Steven Wilson w Polsce: Kraków wyprzedany

Nie ma już biletów na dzisiejszy (wtorek 7 kwietnia) koncert Stevena Wilsona w ICE Kraków. Zostały jeszcze ostatnie wejściówki na jego środowy występ w Klubie Wytwórnia w Łodzi.

Nie ma już biletów na dzisiejszy (wtorek 7 kwietnia) koncert Stevena Wilsona w ICE Kraków. Zostały jeszcze ostatnie wejściówki na jego środowy występ w Klubie Wytwórnia w Łodzi.
Steven Wilson powraca do Polski /oficjalna strona wykonawcy

Trasa promująca najnowszy album "Hand. Cannot. Erase." rozpoczęła się 12 marca w brytyjskim Cambridge. W ramach tournee obejmującego ponad 30 miast w całej Europie Steven Wilson tradycyjnie odwiedzi także Polskę, gdzie zawsze był ciepło przyjmowany.

Kanwą najnowszej muzycznej opowieści Stevena Wilsona są realne wydarzenia znane z brytyjskiej telewizji. Zainspirowany filmem dokumentalnym "Dreams of a Live" (opartym na historii Joyce Carol Vincent, której ciało odnaleziono w pokoju w Londynie ponad dwa lata po jej śmierci) multiinstrumentalista i producent postanowił próbować odpowiedzieć na pytanie: "Jak żyjąc w wielkim mieście możesz zostać niezauważonym?".

Reklama

Zespół towarzyszący Wilsonowi (wokal, gitara, klawisze, mellotron) tworzą: Guthrie Govan (gitara), Nick Beggs (bas, Chapman stick), Theo Travis (saksofon, flet), Adam Holzman (klawisze) i Marco Minnemann (perkusja).

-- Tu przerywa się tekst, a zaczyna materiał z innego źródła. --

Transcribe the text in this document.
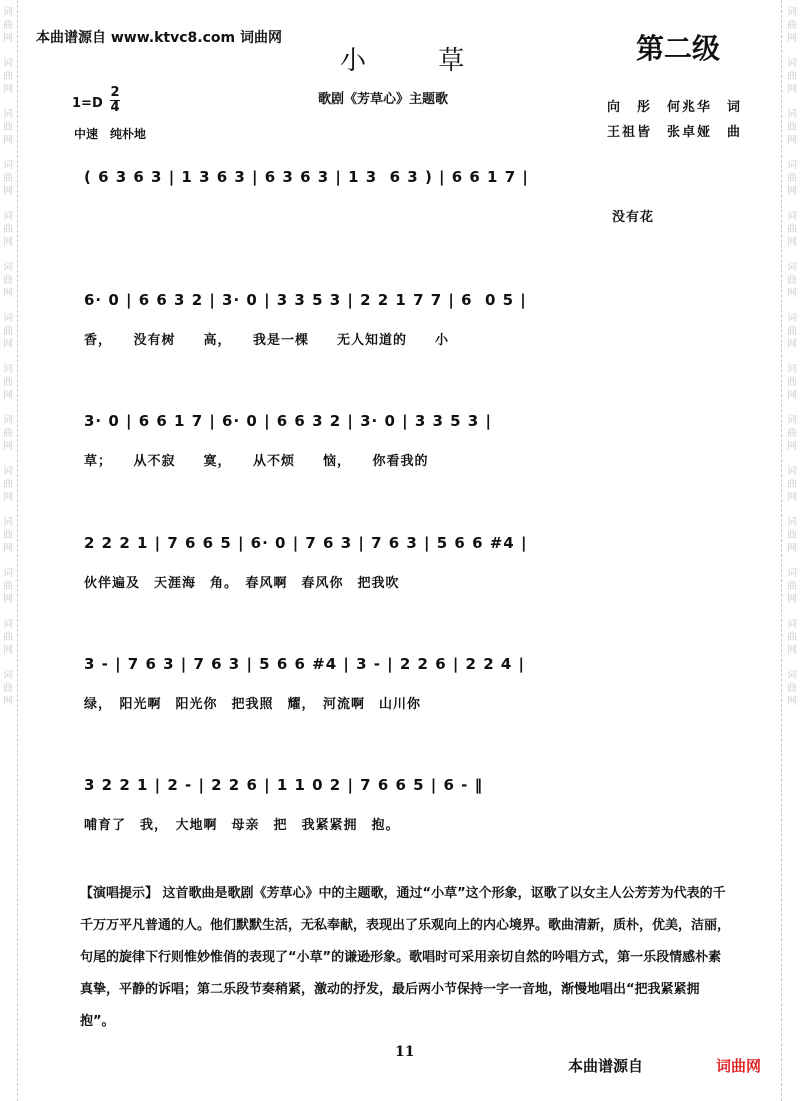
词
曲
网
词
曲
网
词
曲
网
词
曲
网
词
曲
网
词
曲
网
词
曲
网
词
曲
网
词
曲
网
词
曲
网
词
曲
网
词
曲
网
词
曲
网
词
曲
网
词
曲
网
词
曲
网
词
曲
网
词
曲
网
词
曲
网
词
曲
网
词
曲
网
词
曲
网
词
曲
网
词
曲
网
词
曲
网
词
曲
网
词
曲
网
词
曲
网
本曲谱源自 www.ktvc8.com 词曲网
小 草	第二级
歌剧《芳草心》主题歌
1=D
2
4
中速　纯朴地
向　彤　何兆华　词
王祖皆　张卓娅　曲
( 6 3 6 3 | 1 3 6 3 | 6 3 6 3 | 1 3  6 3 ) | 6 6 1 7 |
没有花
6· 0 | 6 6 3 2 | 3· 0 | 3 3 5 3 | 2 2 1 7 7 | 6  0 5 |
香，　　没有树　　高，　　我是一棵　　无人知道的　　小
3· 0 | 6 6 1 7 | 6· 0 | 6 6 3 2 | 3· 0 | 3 3 5 3 |
草；　　从不寂　　寞，　　从不烦　　恼，　　你看我的
2 2 2 1 | 7 6 6 5 | 6· 0 | 7 6 3 | 7 6 3 | 5 6 6 #4 |
伙伴遍及　天涯海　角。　春风啊　春风你　把我吹
3 - | 7 6 3 | 7 6 3 | 5 6 6 #4 | 3 - | 2 2 6 | 2 2 4 |
绿，　阳光啊　阳光你　把我照　耀，　河流啊　山川你
3 2 2 1 | 2 - | 2 2 6 | 1 1 0 2 | 7 6 6 5 | 6 - ‖
哺育了　我，　大地啊　母亲　把　我紧紧拥　抱。
【演唱提示】 这首歌曲是歌剧《芳草心》中的主题歌，通过“小草”这个形象，讴歌了以女主人公芳芳为代表的千千万万平凡普通的人。他们默默生活，无私奉献，表现出了乐观向上的内心境界。歌曲清新，质朴，优美，洁丽，句尾的旋律下行则惟妙惟俏的表现了“小草”的谦逊形象。歌唱时可采用亲切自然的吟唱方式，第一乐段情感朴素真挚，平静的诉唱；第二乐段节奏稍紧，激动的抒发，最后两小节保持一字一音地，渐慢地唱出“把我紧紧拥抱”。
11
本曲谱源自	词曲网
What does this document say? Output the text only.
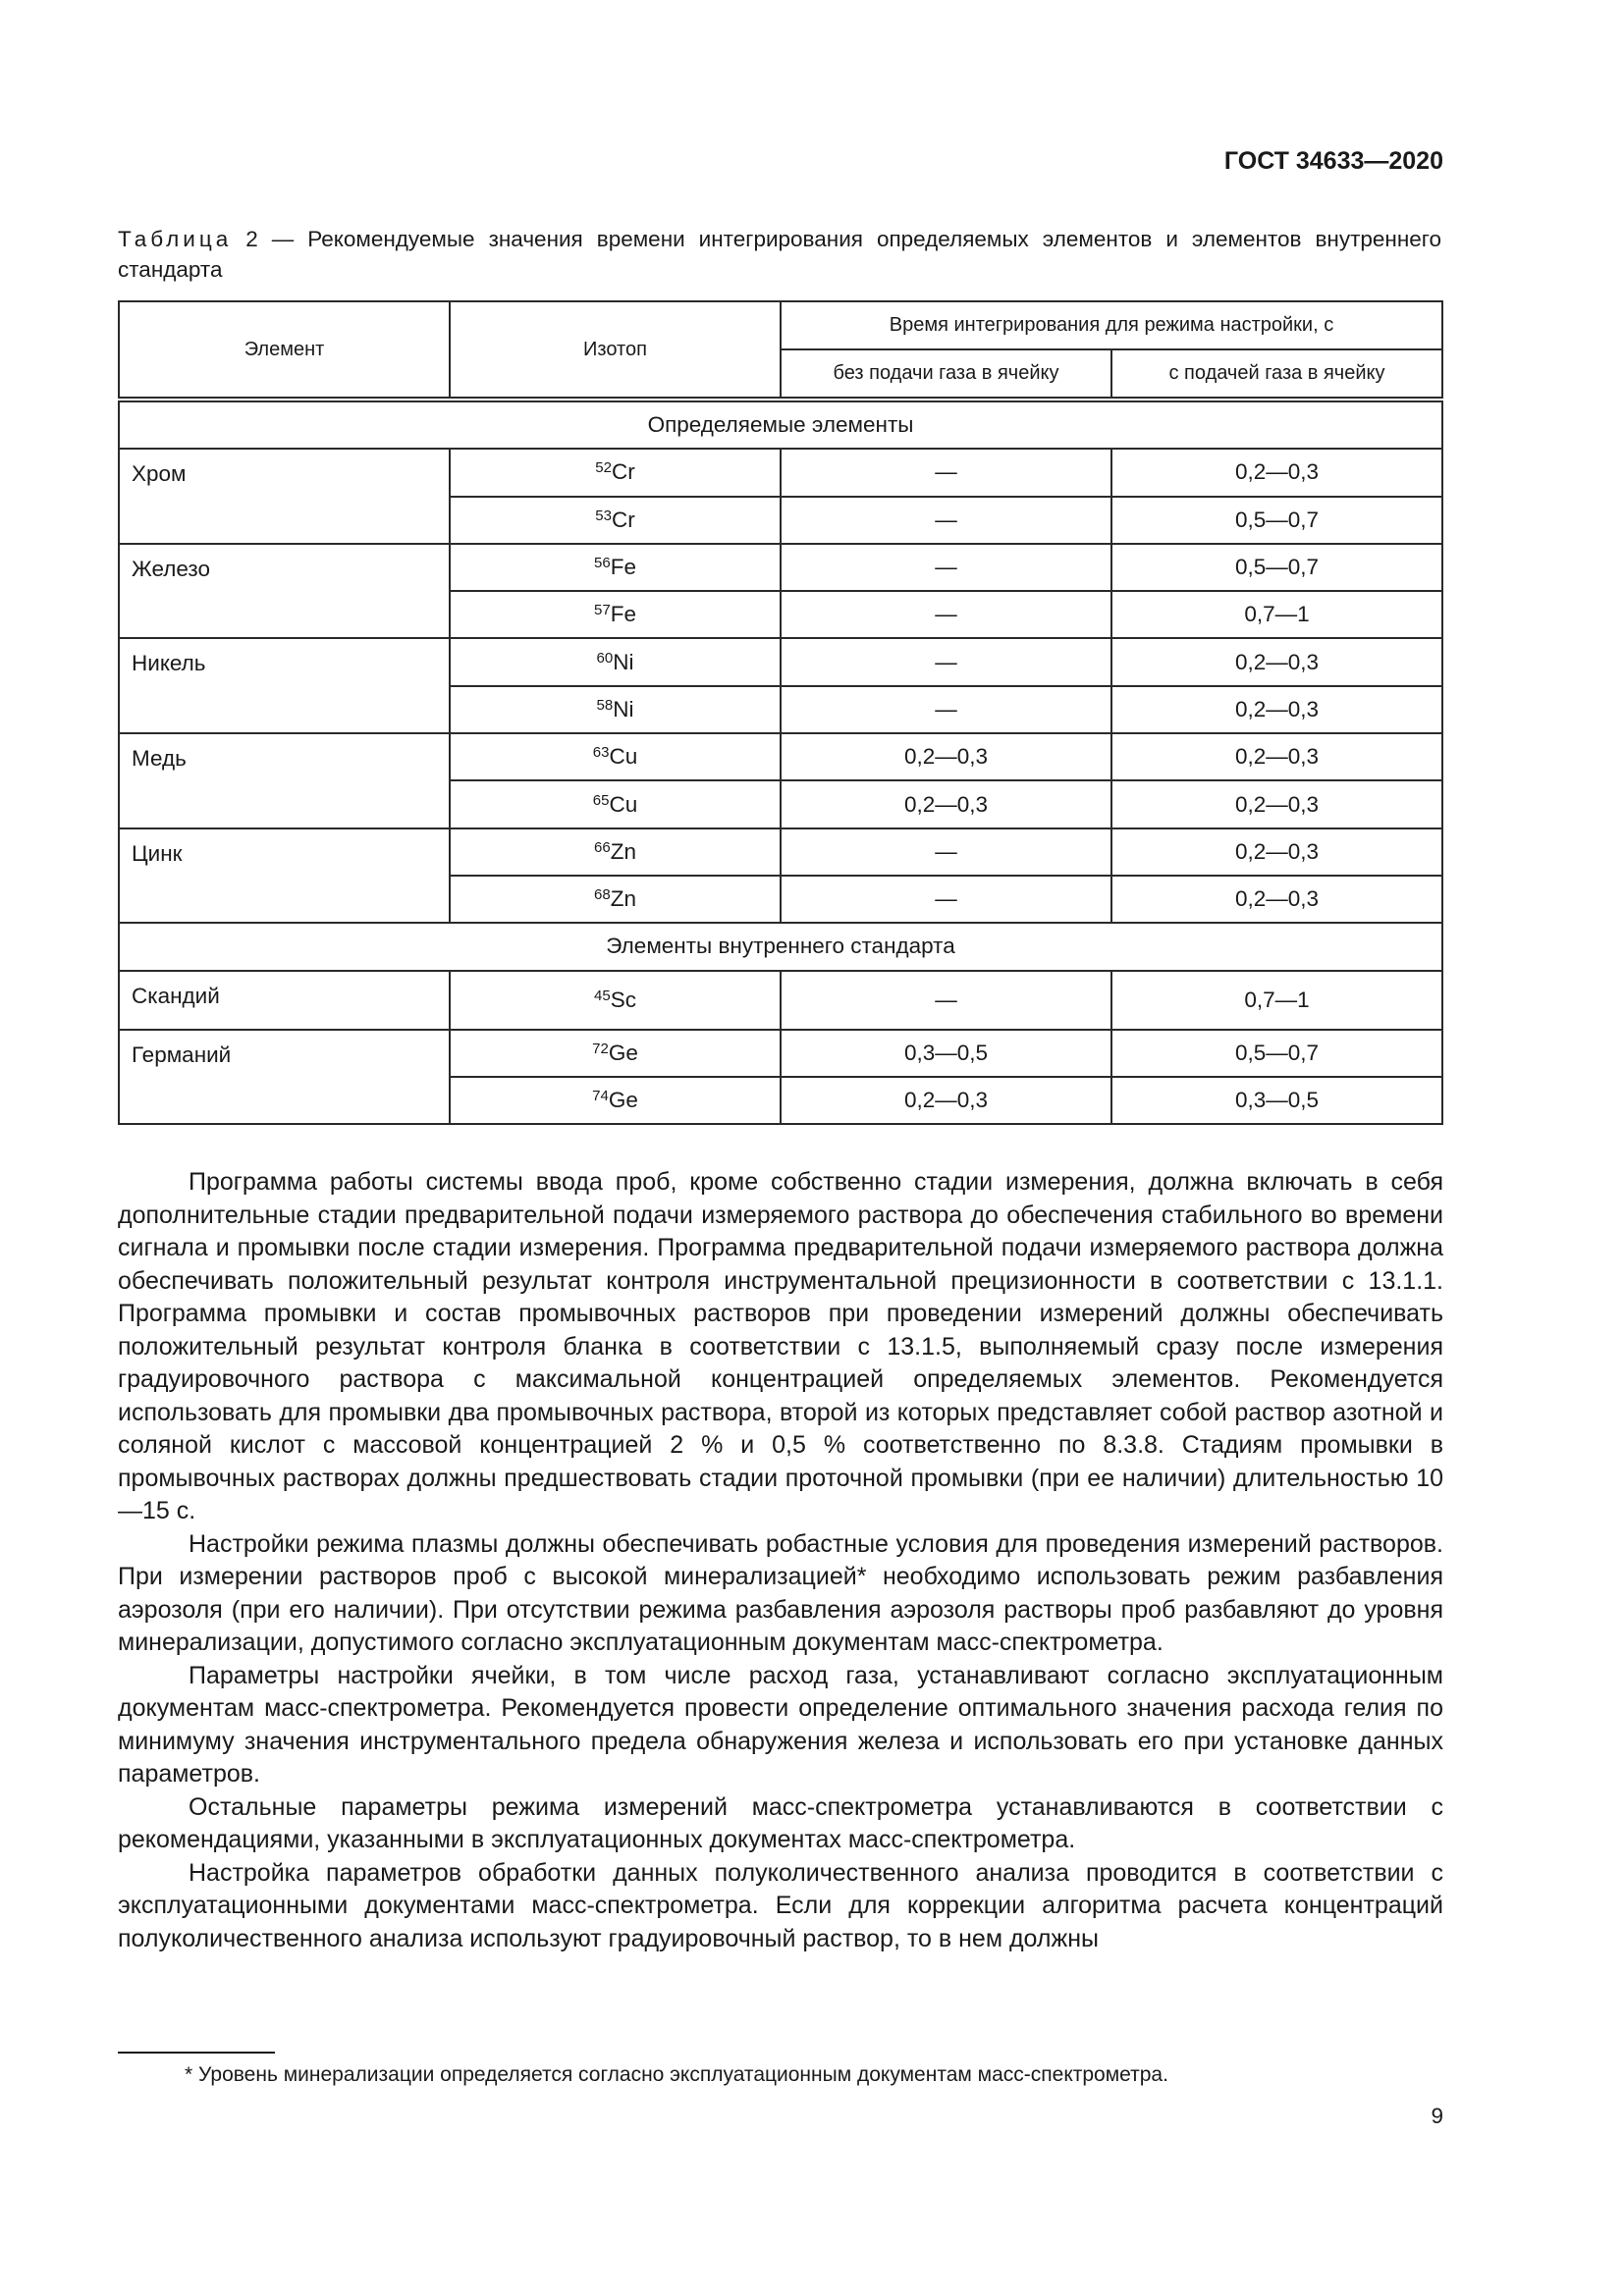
ГОСТ 34633—2020
Таблица 2 — Рекомендуемые значения времени интегрирования определяемых элементов и элементов внутреннего стандарта
Элемент	Изотоп	Время интегрирования для режима настройки, с	
		без подачи газа в ячейку	с подачей газа в ячейку
Определяемые элементы			
Хром	$^{52}$Cr	—	0,2—0,3
	$^{53}$Cr	—	0,5—0,7
Железо	$^{56}$Fe	—	0,5—0,7
	$^{57}$Fe	—	0,7—1
Никель	$^{60}$Ni	—	0,2—0,3
	$^{58}$Ni	—	0,2—0,3
Медь	$^{63}$Cu	0,2—0,3	0,2—0,3
	$^{65}$Cu	0,2—0,3	0,2—0,3
Цинк	$^{66}$Zn	—	0,2—0,3
	$^{68}$Zn	—	0,2—0,3
Элементы внутреннего стандарта			
Скандий	$^{45}$Sc	—	0,7—1
Германий	$^{72}$Ge	0,3—0,5	0,5—0,7
	$^{74}$Ge	0,2—0,3	0,3—0,5

Программа работы системы ввода проб, кроме собственно стадии измерения, должна включать в себя дополнительные стадии предварительной подачи измеряемого раствора до обеспечения стабильного во времени сигнала и промывки после стадии измерения. Программа предварительной подачи измеряемого раствора должна обеспечивать положительный результат контроля инструментальной прецизионности в соответствии с 13.1.1. Программа промывки и состав промывочных растворов при проведении измерений должны обеспечивать положительный результат контроля бланка в соответствии с 13.1.5, выполняемый сразу после измерения градуировочного раствора с максимальной концентрацией определяемых элементов. Рекомендуется использовать для промывки два промывочных раствора, второй из которых представляет собой раствор азотной и соляной кислот с массовой концентрацией 2 % и 0,5 % соответственно по 8.3.8. Стадиям промывки в промывочных растворах должны предшествовать стадии проточной промывки (при ее наличии) длительностью 10—15 с.

Настройки режима плазмы должны обеспечивать робастные условия для проведения измерений растворов. При измерении растворов проб с высокой минерализацией* необходимо использовать режим разбавления аэрозоля (при его наличии). При отсутствии режима разбавления аэрозоля растворы проб разбавляют до уровня минерализации, допустимого согласно эксплуатационным документам масс-спектрометра.

Параметры настройки ячейки, в том числе расход газа, устанавливают согласно эксплуатационным документам масс-спектрометра. Рекомендуется провести определение оптимального значения расхода гелия по минимуму значения инструментального предела обнаружения железа и использовать его при установке данных параметров.

Остальные параметры режима измерений масс-спектрометра устанавливаются в соответствии с рекомендациями, указанными в эксплуатационных документах масс-спектрометра.

Настройка параметров обработки данных полуколичественного анализа проводится в соответствии с эксплуатационными документами масс-спектрометра. Если для коррекции алгоритма расчета концентраций полуколичественного анализа используют градуировочный раствор, то в нем должны

* Уровень минерализации определяется согласно эксплуатационным документам масс-спектрометра.
9
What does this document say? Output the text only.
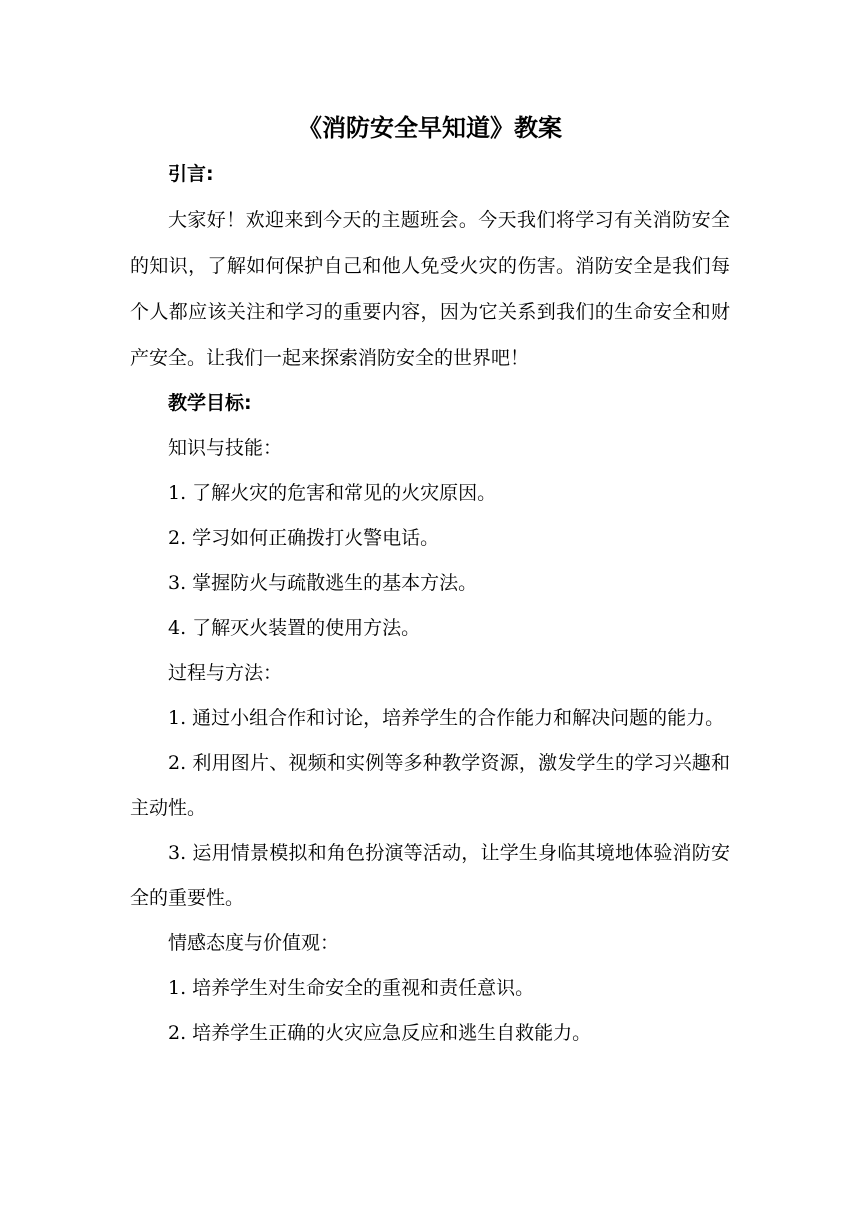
《消防安全早知道》教案

引言:

大家好！欢迎来到今天的主题班会。今天我们将学习有关消防安全的知识，了解如何保护自己和他人免受火灾的伤害。消防安全是我们每个人都应该关注和学习的重要内容，因为它关系到我们的生命安全和财产安全。让我们一起来探索消防安全的世界吧！

教学目标:

知识与技能：

1. 了解火灾的危害和常见的火灾原因。

2. 学习如何正确拨打火警电话。

3. 掌握防火与疏散逃生的基本方法。

4. 了解灭火装置的使用方法。

过程与方法：

1. 通过小组合作和讨论，培养学生的合作能力和解决问题的能力。

2. 利用图片、视频和实例等多种教学资源，激发学生的学习兴趣和主动性。

3. 运用情景模拟和角色扮演等活动，让学生身临其境地体验消防安全的重要性。

情感态度与价值观：

1. 培养学生对生命安全的重视和责任意识。

2. 培养学生正确的火灾应急反应和逃生自救能力。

"Przygotowujemy obecnie show, który - w co wierzę - podniesie nam poprzeczkę, muzycznie i wizualnie, w stosunku do wcześniejszych tras. Setlista oparta będzie na nowym albumie, ale nie zabraknie kilku niespodzianek z mojej przeszłości" - ogłosił Steven Wilson na Facebooku.

Steven Wilson to obecnie jedna z najważniejszych postaci na scenie muzycznej. Człowiek-instytucja, rozpoznawalny nie tylko przez fanów rocka progresywnego. Kompozytor, multiinstrumentalista,  wokalista i producent od ponad ćwierćwiecza czaruje słuchaczy swoimi pomysłami. Lider Porcupine Tree (grupa od 2013 r. jest w zawieszeniu ze względu na solową karierę Wilsona), filar takich projektów, jak No-Man, Blackfield, Bass Communion, Storm Corrosion. Muzyk solowy, artysta poszukujący, nie spoczywający na laurach. Zawsze zapracowany, ciągle w biegu, muzyczny innowator i dla wielu odnowiciel formuły rocka progresywnego. Zainteresowany innymi dziedzinami sztuki (film, literatura, sztuki wizualne, teatr). Pomimo, że nie udało mu się zrealizować filmu opartego na scenariuszu "Deadwing", Steven Wilson nie zrezygnował z odciśnięcia swego piętna na niwie X Muzy. Dokument "Insurgentes", który według zapowiedzi artysty miał być "surrealistycznym kinem drogi", tak naprawdę stał się istotnym głosem w dyskusji o roli muzyka, kreatora we współczesnym świecie zdominowanym przez media społecznościowe i kulturę cyfrową.

Nie sposób wymienić wszystkich projektów, do których powstania się przyczynił. Dokonaniami Stevena Wilsona można obdzielić co najmniej kilkadziesiąt różnych zespołów. Sam artysta żartuje, że stracił już rachubę w nagraniu ilu płyt uczestniczył jako muzyk, producent czy realizator dźwięku. Wilson nagrał łącznie w różnych składach, ponad setkę płyt długogrających i wyprodukował kilkadziesiąt albumów utrzymanych w rozmaitych konwencjach muzycznych. Od kilku lat z sukcesem specjalizuje się w miksach 5.1 klasycznych albumów rockowych (m.in.: King Crimson, Caravan, Jethro Tull, Emerson Lake And Palmer, XTC, Yes, Tears For Fears). Jego praca w studio nagraniowym zaowocowała czterema nominacjami do nagrody Grammy w kategorii dźwięk przestrzenny.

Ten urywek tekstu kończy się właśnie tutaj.